Finnegans Wake is a concatenation of puns committed in a dreamlike English that is difficult not to categorize as frustrated and incompetent. I don’t think that I am exaggerating. Ameise, in German, means “ant.” Joyce, in Work in Progress, combines it with the English amazing to coin the adjective ameising, meaning wonder inspired by an ant. Here is another example, perhaps less lugubrious. Joyce fuses the English words banister and star into a single word, banistar, that combines both images.
Jules Laforgue and Lewis Carroll have played this game with better luck. --1939

http://interrelevant.wordpress.com/20...


message 2: by Geoff (new)

Geoff | 166 comments More like BOREges... ha! heh. just kidding.


message 3: by Geoff (new)

Geoff | 166 comments It's great being smarter than Borges though, for real, it makes me feel pretty good.


message 4: by Nathan "N.R." (new)

Nathan "N.R." Gaddis (nathannrgaddis) | 414 comments Geoff wrote: "It's great being smarter than Borges though, for real, it makes me feel pretty good."

Need I say I love my Borges? But he was at a disadvantage ; reading at a time when Stuart Gilbert still counted as a great Joyce interpreter. I tried reading his Ulysses book after finishing Ulysses-with-the-Gifford ; everything of value in Gilbert was already assimilated into Gifford.


message 5: by Geoff (new)

Geoff | 166 comments Oh I love my Borges too. I was just kiddin' the ol feller.

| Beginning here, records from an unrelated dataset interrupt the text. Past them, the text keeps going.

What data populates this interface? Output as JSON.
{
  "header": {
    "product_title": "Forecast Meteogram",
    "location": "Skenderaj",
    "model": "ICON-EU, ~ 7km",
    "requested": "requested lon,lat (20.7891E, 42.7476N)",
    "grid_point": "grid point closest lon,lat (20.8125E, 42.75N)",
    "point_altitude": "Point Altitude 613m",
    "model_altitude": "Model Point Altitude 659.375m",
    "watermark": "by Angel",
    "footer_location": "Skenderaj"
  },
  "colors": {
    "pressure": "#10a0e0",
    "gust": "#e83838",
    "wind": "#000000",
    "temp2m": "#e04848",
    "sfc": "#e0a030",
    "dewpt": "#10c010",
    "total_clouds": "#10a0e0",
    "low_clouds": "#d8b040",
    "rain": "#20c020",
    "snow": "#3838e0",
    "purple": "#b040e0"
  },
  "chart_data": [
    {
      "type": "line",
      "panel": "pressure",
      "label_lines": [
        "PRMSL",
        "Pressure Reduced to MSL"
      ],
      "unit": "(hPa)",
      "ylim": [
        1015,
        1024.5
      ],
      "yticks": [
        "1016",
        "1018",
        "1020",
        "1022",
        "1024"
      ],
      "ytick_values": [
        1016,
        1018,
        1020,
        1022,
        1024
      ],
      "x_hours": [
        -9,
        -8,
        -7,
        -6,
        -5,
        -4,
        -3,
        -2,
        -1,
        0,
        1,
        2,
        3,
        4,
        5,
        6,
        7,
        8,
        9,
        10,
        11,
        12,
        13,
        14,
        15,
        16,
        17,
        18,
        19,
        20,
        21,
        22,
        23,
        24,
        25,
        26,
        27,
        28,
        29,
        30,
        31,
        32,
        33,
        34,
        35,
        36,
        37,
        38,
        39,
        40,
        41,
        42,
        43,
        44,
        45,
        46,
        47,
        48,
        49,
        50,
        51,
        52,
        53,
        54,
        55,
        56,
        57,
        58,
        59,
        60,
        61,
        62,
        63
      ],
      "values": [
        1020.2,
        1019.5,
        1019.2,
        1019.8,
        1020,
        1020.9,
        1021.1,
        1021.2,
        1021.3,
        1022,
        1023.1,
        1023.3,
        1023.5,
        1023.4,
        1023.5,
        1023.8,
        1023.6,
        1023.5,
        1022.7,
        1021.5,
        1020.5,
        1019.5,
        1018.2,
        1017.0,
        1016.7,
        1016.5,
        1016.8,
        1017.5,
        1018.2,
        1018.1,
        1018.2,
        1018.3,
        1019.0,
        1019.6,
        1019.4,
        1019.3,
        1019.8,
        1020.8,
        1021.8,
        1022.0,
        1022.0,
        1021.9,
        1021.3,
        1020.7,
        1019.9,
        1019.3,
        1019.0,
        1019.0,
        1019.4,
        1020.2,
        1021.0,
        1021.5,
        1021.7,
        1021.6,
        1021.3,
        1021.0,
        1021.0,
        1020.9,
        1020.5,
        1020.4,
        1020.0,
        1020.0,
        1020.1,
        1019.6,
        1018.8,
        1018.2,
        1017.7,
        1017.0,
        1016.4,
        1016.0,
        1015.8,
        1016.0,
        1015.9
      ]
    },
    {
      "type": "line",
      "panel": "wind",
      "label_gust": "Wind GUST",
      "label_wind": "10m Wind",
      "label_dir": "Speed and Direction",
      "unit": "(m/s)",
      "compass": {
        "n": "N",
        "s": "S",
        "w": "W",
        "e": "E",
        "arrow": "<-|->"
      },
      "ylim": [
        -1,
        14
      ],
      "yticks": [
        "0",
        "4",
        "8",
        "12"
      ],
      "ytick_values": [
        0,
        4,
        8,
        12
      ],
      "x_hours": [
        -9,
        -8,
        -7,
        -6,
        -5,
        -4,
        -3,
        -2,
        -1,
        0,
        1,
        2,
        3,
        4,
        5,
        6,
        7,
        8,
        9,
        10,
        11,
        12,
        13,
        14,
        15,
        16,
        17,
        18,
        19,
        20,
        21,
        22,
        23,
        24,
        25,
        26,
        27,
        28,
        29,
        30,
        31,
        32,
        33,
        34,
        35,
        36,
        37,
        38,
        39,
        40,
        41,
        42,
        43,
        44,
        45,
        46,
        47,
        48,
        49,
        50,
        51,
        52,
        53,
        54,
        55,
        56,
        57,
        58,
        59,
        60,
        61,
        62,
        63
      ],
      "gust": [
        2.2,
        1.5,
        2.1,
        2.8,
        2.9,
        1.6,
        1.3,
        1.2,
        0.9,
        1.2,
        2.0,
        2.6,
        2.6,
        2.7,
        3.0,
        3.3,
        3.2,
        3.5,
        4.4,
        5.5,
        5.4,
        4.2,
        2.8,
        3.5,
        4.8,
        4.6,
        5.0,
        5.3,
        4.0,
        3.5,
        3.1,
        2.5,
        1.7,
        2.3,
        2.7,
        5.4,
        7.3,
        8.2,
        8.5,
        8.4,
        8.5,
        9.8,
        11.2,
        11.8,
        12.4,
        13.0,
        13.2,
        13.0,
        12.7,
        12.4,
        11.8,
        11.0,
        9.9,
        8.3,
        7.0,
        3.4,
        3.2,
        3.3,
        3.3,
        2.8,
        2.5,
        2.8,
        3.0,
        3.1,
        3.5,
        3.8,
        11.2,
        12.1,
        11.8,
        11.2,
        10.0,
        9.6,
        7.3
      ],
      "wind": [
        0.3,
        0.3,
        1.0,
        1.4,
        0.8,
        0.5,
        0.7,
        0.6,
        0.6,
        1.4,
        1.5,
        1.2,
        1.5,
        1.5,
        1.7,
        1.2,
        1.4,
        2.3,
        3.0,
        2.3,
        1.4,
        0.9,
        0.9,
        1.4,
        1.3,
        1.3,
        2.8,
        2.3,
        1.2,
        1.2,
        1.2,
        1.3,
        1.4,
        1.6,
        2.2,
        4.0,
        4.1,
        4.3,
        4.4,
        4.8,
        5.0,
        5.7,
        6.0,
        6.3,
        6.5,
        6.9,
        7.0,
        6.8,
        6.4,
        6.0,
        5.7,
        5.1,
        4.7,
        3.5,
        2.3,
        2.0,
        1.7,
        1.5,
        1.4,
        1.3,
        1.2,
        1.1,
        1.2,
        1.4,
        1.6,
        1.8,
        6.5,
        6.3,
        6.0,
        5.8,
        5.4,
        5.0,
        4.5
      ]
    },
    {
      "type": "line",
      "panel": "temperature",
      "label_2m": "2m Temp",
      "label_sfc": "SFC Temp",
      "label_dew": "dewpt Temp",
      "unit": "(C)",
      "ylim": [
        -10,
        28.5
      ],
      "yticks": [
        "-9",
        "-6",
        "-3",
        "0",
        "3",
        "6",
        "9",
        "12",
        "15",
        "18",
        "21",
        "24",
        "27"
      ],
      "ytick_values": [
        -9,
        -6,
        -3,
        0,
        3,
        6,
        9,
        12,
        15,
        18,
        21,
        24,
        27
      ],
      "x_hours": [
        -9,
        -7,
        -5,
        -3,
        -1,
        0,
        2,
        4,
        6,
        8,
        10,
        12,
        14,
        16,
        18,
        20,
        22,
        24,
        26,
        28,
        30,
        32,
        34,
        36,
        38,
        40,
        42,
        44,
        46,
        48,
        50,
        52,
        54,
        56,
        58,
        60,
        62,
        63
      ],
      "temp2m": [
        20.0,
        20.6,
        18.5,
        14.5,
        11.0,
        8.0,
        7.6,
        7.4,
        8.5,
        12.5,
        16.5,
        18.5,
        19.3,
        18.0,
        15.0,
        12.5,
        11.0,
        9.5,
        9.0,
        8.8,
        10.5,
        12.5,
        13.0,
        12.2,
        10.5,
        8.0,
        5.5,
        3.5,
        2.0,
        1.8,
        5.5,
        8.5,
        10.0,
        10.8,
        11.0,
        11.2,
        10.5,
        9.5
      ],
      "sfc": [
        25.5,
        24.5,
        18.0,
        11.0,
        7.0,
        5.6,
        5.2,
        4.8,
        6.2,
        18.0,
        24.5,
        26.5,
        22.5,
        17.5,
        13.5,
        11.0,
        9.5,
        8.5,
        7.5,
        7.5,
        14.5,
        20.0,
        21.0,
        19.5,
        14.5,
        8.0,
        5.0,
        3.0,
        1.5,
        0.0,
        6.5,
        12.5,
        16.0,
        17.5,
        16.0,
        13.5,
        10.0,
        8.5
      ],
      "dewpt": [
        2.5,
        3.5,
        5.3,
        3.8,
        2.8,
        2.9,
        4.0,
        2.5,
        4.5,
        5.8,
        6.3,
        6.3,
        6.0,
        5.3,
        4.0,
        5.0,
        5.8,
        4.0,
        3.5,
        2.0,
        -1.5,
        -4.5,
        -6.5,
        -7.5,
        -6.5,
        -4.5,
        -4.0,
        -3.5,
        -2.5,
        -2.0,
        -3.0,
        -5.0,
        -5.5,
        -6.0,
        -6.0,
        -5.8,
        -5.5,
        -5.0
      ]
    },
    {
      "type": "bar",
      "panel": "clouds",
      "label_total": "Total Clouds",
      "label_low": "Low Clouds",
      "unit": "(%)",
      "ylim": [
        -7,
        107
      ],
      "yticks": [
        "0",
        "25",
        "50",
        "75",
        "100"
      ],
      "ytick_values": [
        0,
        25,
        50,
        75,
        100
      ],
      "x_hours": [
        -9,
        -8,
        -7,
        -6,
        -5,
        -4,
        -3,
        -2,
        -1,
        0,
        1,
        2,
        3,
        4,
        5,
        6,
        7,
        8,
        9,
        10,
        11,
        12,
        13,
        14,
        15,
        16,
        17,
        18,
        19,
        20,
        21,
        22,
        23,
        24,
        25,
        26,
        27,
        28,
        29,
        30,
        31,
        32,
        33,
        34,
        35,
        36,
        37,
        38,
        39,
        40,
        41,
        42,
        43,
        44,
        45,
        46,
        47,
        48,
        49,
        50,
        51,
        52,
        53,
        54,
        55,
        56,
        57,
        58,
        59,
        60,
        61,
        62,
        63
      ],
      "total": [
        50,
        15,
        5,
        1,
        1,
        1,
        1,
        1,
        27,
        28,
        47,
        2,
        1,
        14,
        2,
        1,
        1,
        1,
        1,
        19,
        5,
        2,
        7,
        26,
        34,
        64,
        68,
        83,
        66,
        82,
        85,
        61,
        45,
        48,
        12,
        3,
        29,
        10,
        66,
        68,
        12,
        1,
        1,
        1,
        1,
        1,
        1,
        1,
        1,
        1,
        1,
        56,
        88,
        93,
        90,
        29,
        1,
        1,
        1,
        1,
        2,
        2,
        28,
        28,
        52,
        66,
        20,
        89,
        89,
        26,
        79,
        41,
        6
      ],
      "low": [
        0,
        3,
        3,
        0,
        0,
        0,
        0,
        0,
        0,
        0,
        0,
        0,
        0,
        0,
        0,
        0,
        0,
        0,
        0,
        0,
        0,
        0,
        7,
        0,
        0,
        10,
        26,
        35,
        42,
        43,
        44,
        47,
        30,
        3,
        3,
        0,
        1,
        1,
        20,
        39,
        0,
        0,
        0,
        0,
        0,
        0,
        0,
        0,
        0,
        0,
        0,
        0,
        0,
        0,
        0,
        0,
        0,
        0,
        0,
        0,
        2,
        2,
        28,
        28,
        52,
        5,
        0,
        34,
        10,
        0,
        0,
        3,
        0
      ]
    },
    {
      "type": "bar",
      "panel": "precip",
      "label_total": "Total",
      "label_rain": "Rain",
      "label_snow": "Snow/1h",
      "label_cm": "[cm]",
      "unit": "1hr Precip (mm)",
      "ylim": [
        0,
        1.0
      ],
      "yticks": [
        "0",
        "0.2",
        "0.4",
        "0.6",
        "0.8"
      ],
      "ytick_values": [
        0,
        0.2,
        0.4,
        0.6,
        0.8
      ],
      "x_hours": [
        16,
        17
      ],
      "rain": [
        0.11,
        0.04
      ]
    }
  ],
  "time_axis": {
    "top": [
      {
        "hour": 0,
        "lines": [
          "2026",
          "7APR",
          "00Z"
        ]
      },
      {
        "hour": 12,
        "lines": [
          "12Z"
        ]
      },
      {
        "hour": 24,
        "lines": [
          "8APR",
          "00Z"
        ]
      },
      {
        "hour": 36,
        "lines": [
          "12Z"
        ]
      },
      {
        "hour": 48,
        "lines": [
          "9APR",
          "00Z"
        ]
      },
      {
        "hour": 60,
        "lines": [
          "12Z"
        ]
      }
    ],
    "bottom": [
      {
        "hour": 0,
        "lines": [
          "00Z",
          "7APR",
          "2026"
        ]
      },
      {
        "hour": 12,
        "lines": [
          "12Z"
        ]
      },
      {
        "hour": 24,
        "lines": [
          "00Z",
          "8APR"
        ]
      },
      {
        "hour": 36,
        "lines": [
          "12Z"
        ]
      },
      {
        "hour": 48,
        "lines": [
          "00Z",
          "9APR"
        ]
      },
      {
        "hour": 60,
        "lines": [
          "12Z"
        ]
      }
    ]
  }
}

message 6: by Nathan "N.R." (new)

Nathan "N.R." Gaddis (nathannrgaddis) | 414 comments It is also incredibly true that I am not smarter than Borges.

I should also say that in these past few weeks The Wake has turned into (am I using this word right?) a veritable page=turner!


message 7: by Geoff (new)

Geoff | 166 comments Nathan "N.R." wrote: "It is also incredibly true that I am not smarter than Borges.

I should also say that in these past few weeks The Wake has turned into (am I using this word right?) a veritable page=turner!"


After I got my OUP Wake I started rereading it from somwhere around pg. 25 or something while I was out and about or at lunch or in transit or elswhere (reading the Restored at home from my later reading point in comfortable concentration with annotations.etc.) and yes, this time through the older sections it really is a page turner.


message 8: by [deleted user] (new)

Can you imagine being one of those readers who first dipped into the wake in '39? Like Borges? An existential sucker punch, but blissful and virginal as a new continent of untracked wilderness. NR, you are quite right in saying that Borges was at a terrible disadvantage. How many other writers dismissed it then? I remember DH Lawrence turning his nose up at it, and even Nabokov called it a "cold pudding" or some such thing. This of course is all part of the wake's beauty.


message 9: by Nathan "N.R." (new)

Nathan "N.R." Gaddis (nathannrgaddis) | 414 comments Ashley wrote: "This of course is all part of the wake's beauty. "

I heard it said once that the 20th century was the century of Ulysses and the 21st will be that of The Wake. This small huddle of readers here on goodreads bodes well for that thesis. Reading it raw back in the days of Work-in-Progress and in the wake of The Wakes' publication -; rather an astounding thing to undertake. Even Campbell's Skeleton Key which is showing its age is rather tremendously impressive when understood as a first thorough interpretation. All of these early Takes on our book of books are really quite fascinating ; both the pros and the cons. Where would I be without the McHughs and the Burgesses and the Campbells and Schmidts of The Wake?